This was a great issue. So much good stuff over the past few weeks.

HFSignals BitX40 was my first real introduction to HF (well, I had a Heath SB104 that breaks every other QSO so I don't count that). The first time I got it on the air I heard a QSO with an antarctic station during solar minimum. I own two Bitx40s, one with the analog VFO and the second with the DDS VFO using an Arduino. I also built a very early revision uBitx as a portable radio (including DIY Li-Ion battery packs) to take up to the Boundary Waters. That rig has been through several cases and many upgrades to resolve the hardware issues on the older variants. It was a great learning experience. I never bought an sBitx, mainly due to the cost and redundant functionality. The xBitx looks awesome though. With the easily changeable standard batteries it looks like it's designed exactly for what I was trying to achieve with the uBitx.

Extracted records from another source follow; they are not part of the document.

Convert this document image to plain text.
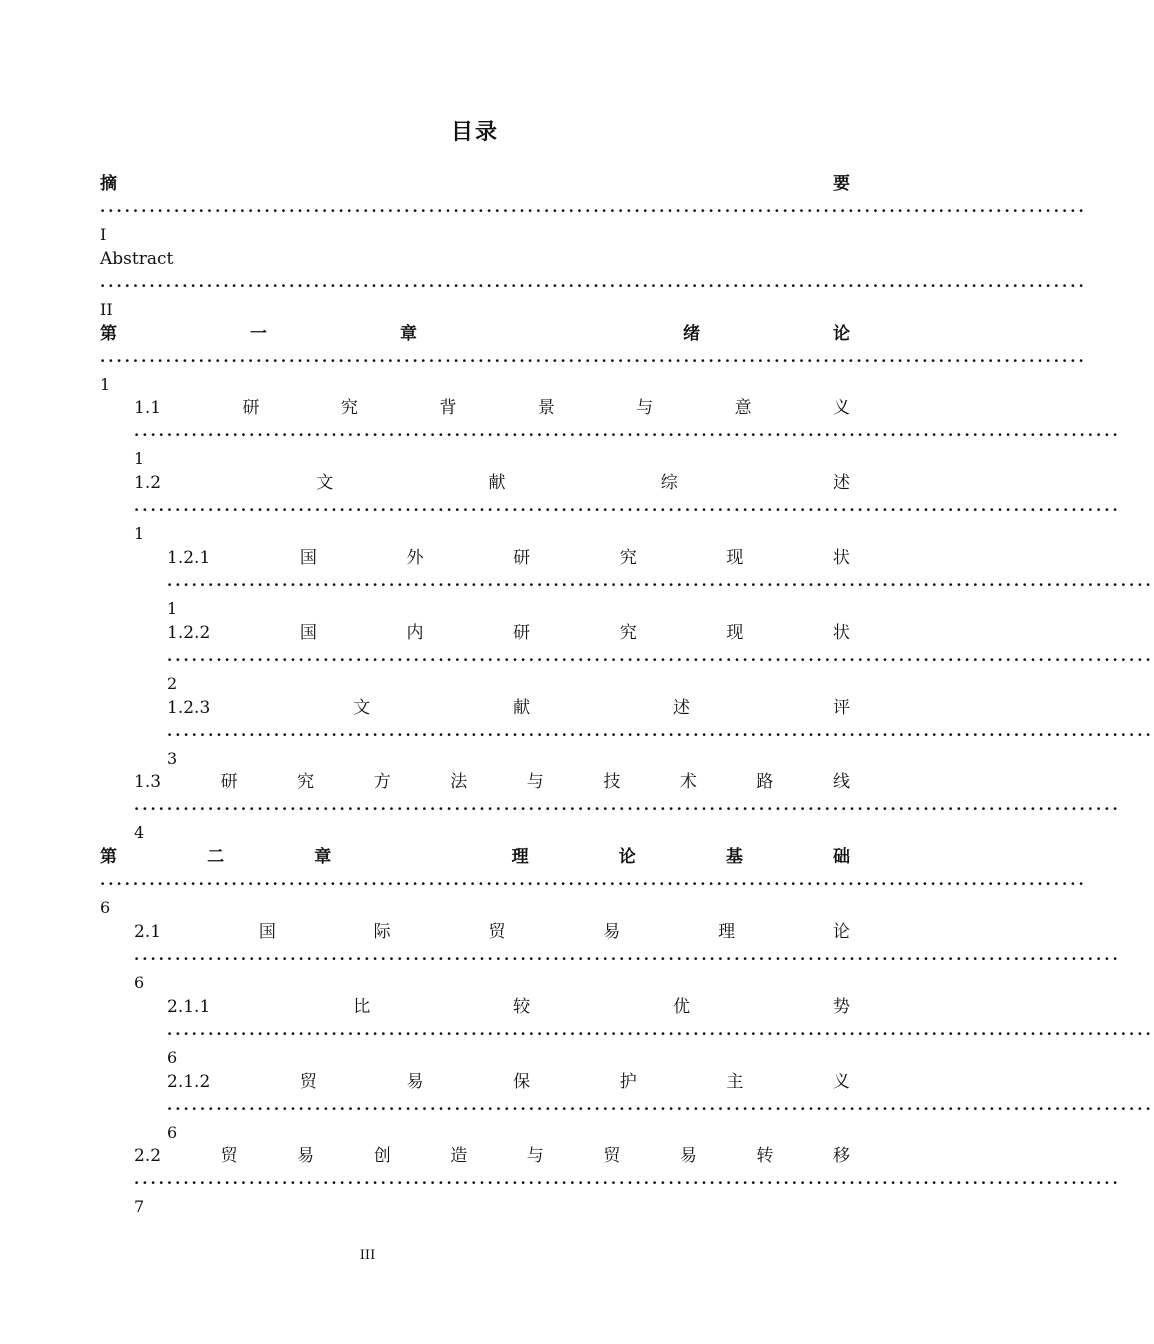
目录
摘	要
........................................................................................................................
I
Abstract
........................................................................................................................
II
第	一	章	绪	论
........................................................................................................................
1
1.1	研	究	背	景	与	意	义
........................................................................................................................
1
1.2	文	献	综	述
........................................................................................................................
1
1.2.1	国	外	研	究	现	状
........................................................................................................................
1
1.2.2	国	内	研	究	现	状
........................................................................................................................
2
1.2.3	文	献	述	评
........................................................................................................................
3
1.3	研	究	方	法	与	技	术	路	线
........................................................................................................................
4
第	二	章	理	论	基	础
........................................................................................................................
6
2.1	国	际	贸	易	理	论
........................................................................................................................
6
2.1.1	比	较	优	势
........................................................................................................................
6
2.1.2	贸	易	保	护	主	义
........................................................................................................................
6
2.2	贸	易	创	造	与	贸	易	转	移
........................................................................................................................
7
III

I liked your mention of hardware TNCs being good for APRS digipeaters too. I'm a fan of software TNCs for ax.25, Direwolf in particular, but there's nothing like being able to extend a network (APRS, Packet, etc...) with no more complication than pressing the power button on the TNC and radio. My local club supports a large bike race in some rough terrain and fill-in APRS digipeaters are critical for tracking. Hardware TNCs meet the KISS principal here and are the perfect solution.

You are probably aware, but you don't need to write code to use GNURadio. Most of my GNURadio experimentation has been ore of a professional (infosec) interest, but I found this blog post extremely helpful in getting started with it: https://www.blackhillsinfosec.com/how-to-replay-rf-signals-using-sdr/ There was also a more basic post earlier that covered just listening and combining multiple audio streams, but I can't seem to find it anymore. They have some other interesting GNURadio posts here: https://www.blackhillsinfosec.com/tag/gnuradio/

Thanks for mentioning wsjtx_improved. I had not seen this before and I have some small-display use cases for this. I will be trying it out!

You mentioned StarLink being the first consumer product using phased array antennas. Wifi has used this for beam forming since 802.11n.

I'm excited for the 16gb version of the RPi. You really can't beat an ARM-based SBC for power efficiency in "appliance" applications, and the GPIO ports give hardware interfacing flexibility that higher-power, similarly priced x86 machines can't match.